Levy Walden said that Luey and the Hellman Foundation have been providing ongoing ideas and support for the work, and more recently, the Crankstart team has played a similar role. “They've been so thoughtful and helpful as we're doing this work to build out the operational strategy and to think about how we are going to be evaluating this work in the long term,” she said. “It’s great to be able to call them and say, ‘Hey, should I be talking to this person? Should I be talking to that person?’ They're an added resource to us not just in funding, but in ideas and support.”

Levy Walden is hoping that more funders will step up to support the Coalition’s work; it is seeking at least three additional anchor supporters, according to the announcement.

Unjust legacy

The San Francisco Literacy Coalition’s enhanced efforts come at a good time, because SFUSD faces a serious budget deficit, and a recent analysis concluded that its risk of insolvency is high. 

A number of factors contributed to this crisis, including declining enrollment in city schools, but California’s Proposition 13, which severely cut and capped property taxes, has also played a fundamental role.

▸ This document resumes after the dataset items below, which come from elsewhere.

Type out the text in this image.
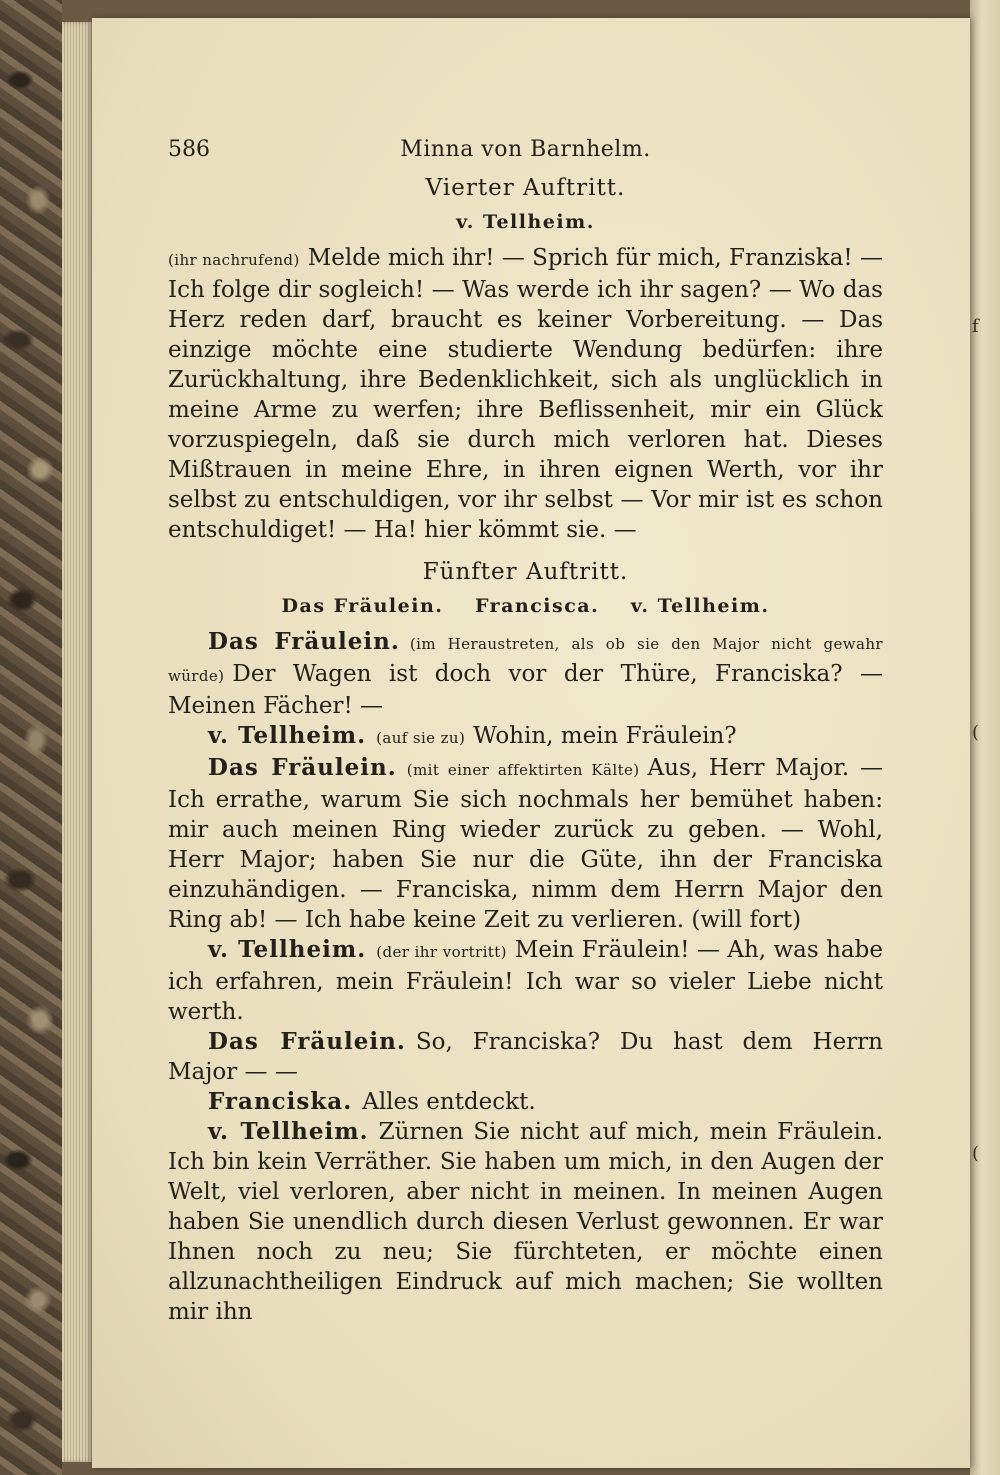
f
(
(
586	Minna von Barnhelm.
Vierter Auftritt.
v. Tellheim.

(ihr nachrufend) Melde mich ihr! — Sprich für mich, Franziska! — Ich folge dir sogleich! — Was werde ich ihr sagen? — Wo das Herz reden darf, braucht es keiner Vorbereitung. — Das einzige möchte eine studierte Wendung bedürfen: ihre Zurückhaltung, ihre Bedenklichkeit, sich als unglücklich in meine Arme zu werfen; ihre Beflissenheit, mir ein Glück vorzuspiegeln, daß sie durch mich verloren hat. Dieses Mißtrauen in meine Ehre, in ihren eignen Werth, vor ihr selbst zu entschuldigen, vor ihr selbst — Vor mir ist es schon entschuldiget! — Ha! hier kömmt sie. —

Fünfter Auftritt.
Das Fräulein. Francisca. v. Tellheim.

Das Fräulein. (im Heraustreten, als ob sie den Major nicht gewahr würde) Der Wagen ist doch vor der Thüre, Franciska? — Meinen Fächer! —

v. Tellheim. (auf sie zu) Wohin, mein Fräulein?

Das Fräulein. (mit einer affektirten Kälte) Aus, Herr Major. — Ich errathe, warum Sie sich nochmals her bemühet haben: mir auch meinen Ring wieder zurück zu geben. — Wohl, Herr Major; haben Sie nur die Güte, ihn der Franciska einzuhändigen. — Franciska, nimm dem Herrn Major den Ring ab! — Ich habe keine Zeit zu verlieren. (will fort)

v. Tellheim. (der ihr vortritt) Mein Fräulein! — Ah, was habe ich erfahren, mein Fräulein! Ich war so vieler Liebe nicht werth.

Das Fräulein. So, Franciska? Du hast dem Herrn Major — —

Franciska. Alles entdeckt.

v. Tellheim. Zürnen Sie nicht auf mich, mein Fräulein. Ich bin kein Verräther. Sie haben um mich, in den Augen der Welt, viel verloren, aber nicht in meinen. In meinen Augen haben Sie unendlich durch diesen Verlust gewonnen. Er war Ihnen noch zu neu; Sie fürchteten, er möchte einen allzunachtheiligen Eindruck auf mich machen; Sie wollten mir ihn
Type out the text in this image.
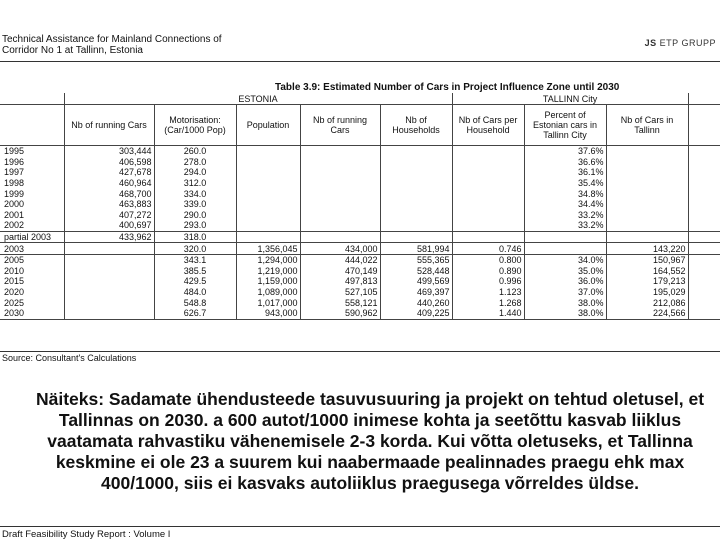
Technical Assistance for Mainland Connections of
Corridor No 1 at Tallinn, Estonia
JS ETP GRUPP
Table 3.9: Estimated Number of Cars in Project Influence Zone until 2030
	ESTONIA					TALLINN City			
	Nb of running Cars	Motorisation: (Car/1000 Pop)	Population	Nb of running Cars	Nb of Households	Nb of Cars per Household	Percent of Estonian cars in Tallinn City	Nb of Cars in Tallinn	
1995	303,444	260.0					37.6%		
1996	406,598	278.0					36.6%		
1997	427,678	294.0					36.1%		
1998	460,964	312.0					35.4%		
1999	468,700	334.0					34.8%		
2000	463,883	339.0					34.4%		
2001	407,272	290.0					33.2%		
2002	400,697	293.0					33.2%		
partial 2003	433,962	318.0							
2003		320.0	1,356,045	434,000	581,994	0.746		143,220	
2005		343.1	1,294,000	444,022	555,365	0.800	34.0%	150,967	
2010		385.5	1,219,000	470,149	528,448	0.890	35.0%	164,552	
2015		429.5	1,159,000	497,813	499,569	0.996	36.0%	179,213	
2020		484.0	1,089,000	527,105	469,397	1.123	37.0%	195,029	
2025		548.8	1,017,000	558,121	440,260	1.268	38.0%	212,086	
2030		626.7	943,000	590,962	409,225	1.440	38.0%	224,566	
Source: Consultant's Calculations
Näiteks: Sadamate ühendusteede tasuvusuuring ja projekt on tehtud oletusel, et Tallinnas on 2030. a 600 autot/1000 inimese kohta ja seetõttu kasvab liiklus vaatamata rahvastiku vähenemisele 2-3 korda. Kui võtta oletuseks, et Tallinna keskmine ei ole 23 a suurem kui naabermaade pealinnades praegu ehk max 400/1000, siis ei kasvaks autoliiklus praegusega võrreldes üldse.
Draft Feasibility Study Report : Volume I
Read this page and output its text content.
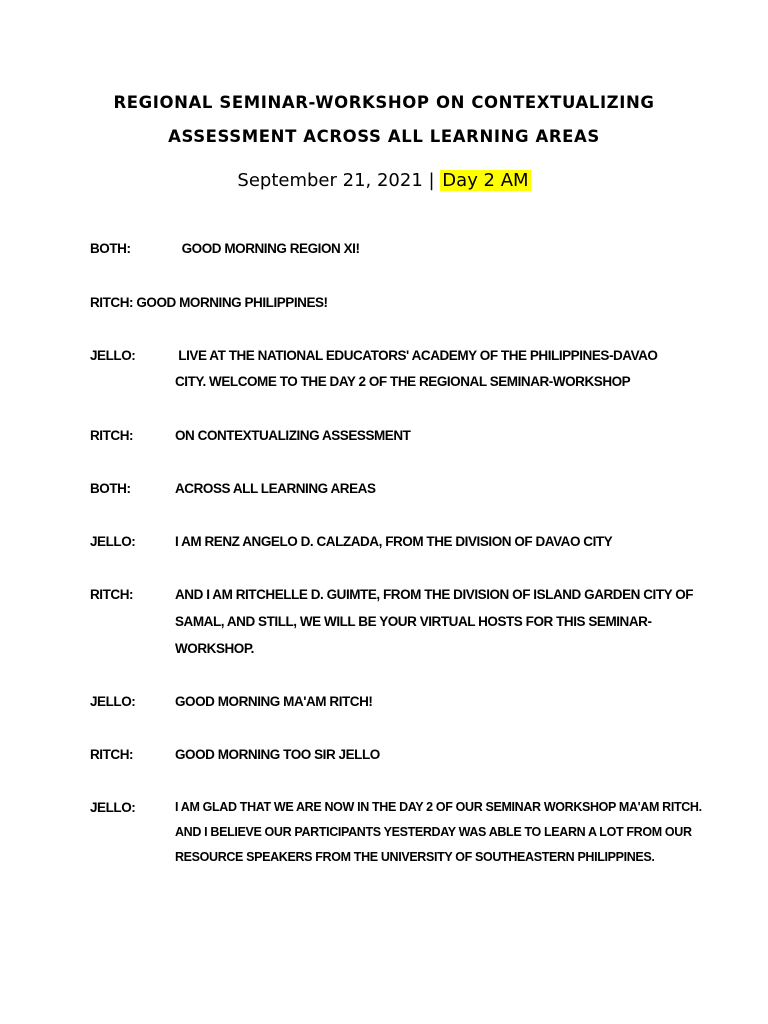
REGIONAL SEMINAR-WORKSHOP ON CONTEXTUALIZING
ASSESSMENT ACROSS ALL LEARNING AREAS
September 21, 2021 | Day 2 AM
BOTH:	GOOD MORNING REGION XI!
RITCH: GOOD MORNING PHILIPPINES!
JELLO:	LIVE AT THE NATIONAL EDUCATORS' ACADEMY OF THE PHILIPPINES-DAVAO
CITY. WELCOME TO THE DAY 2 OF THE REGIONAL SEMINAR-WORKSHOP
RITCH:	ON CONTEXTUALIZING ASSESSMENT
BOTH:	ACROSS ALL LEARNING AREAS
JELLO:	I AM RENZ ANGELO D. CALZADA, FROM THE DIVISION OF DAVAO CITY
RITCH:	AND I AM RITCHELLE D. GUIMTE, FROM THE DIVISION OF ISLAND GARDEN CITY OF
SAMAL, AND STILL, WE WILL BE YOUR VIRTUAL HOSTS FOR THIS SEMINAR-
WORKSHOP.
JELLO:	GOOD MORNING MA'AM RITCH!
RITCH:	GOOD MORNING TOO SIR JELLO
JELLO:	I AM GLAD THAT WE ARE NOW IN THE DAY 2 OF OUR SEMINAR WORKSHOP MA'AM RITCH.
AND I BELIEVE OUR PARTICIPANTS YESTERDAY WAS ABLE TO LEARN A LOT FROM OUR
RESOURCE SPEAKERS FROM THE UNIVERSITY OF SOUTHEASTERN PHILIPPINES.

The proposition, passed in 1978, helped plunge California public schools — once among the best in the country — to the bottom half of states in one recent ranking

Unjust Legacy,” a 2022 report by the Opportunity Institute, found that Proposition 13 not only slashed funding for education, but has also contributed to housing and wealth disparities across the state. Despite this cost, Proposition 13 continues to be wildly popular (a proposal to reassess commercial property at market value almost passed in recent elections, however, and is likely to be reintroduced).

The San Francisco Literacy Coalition illustrates how philanthropies — large and small — can play an essential role in building local public-private partnerships to support an undeniable public good: improved literacy for children. While philanthropic dollars can’t replace public education spending, philanthropy-backed coalitions like this one can, at their best, offer stakeholders new ways to tackle stubborn challenges like lagging literacy. The Bay Area, of course, benefits from the fact that it has many deep-pocketed funders like Crankstart on the ground, but it’s not the only place where this kind of relatively modest backing is on tap.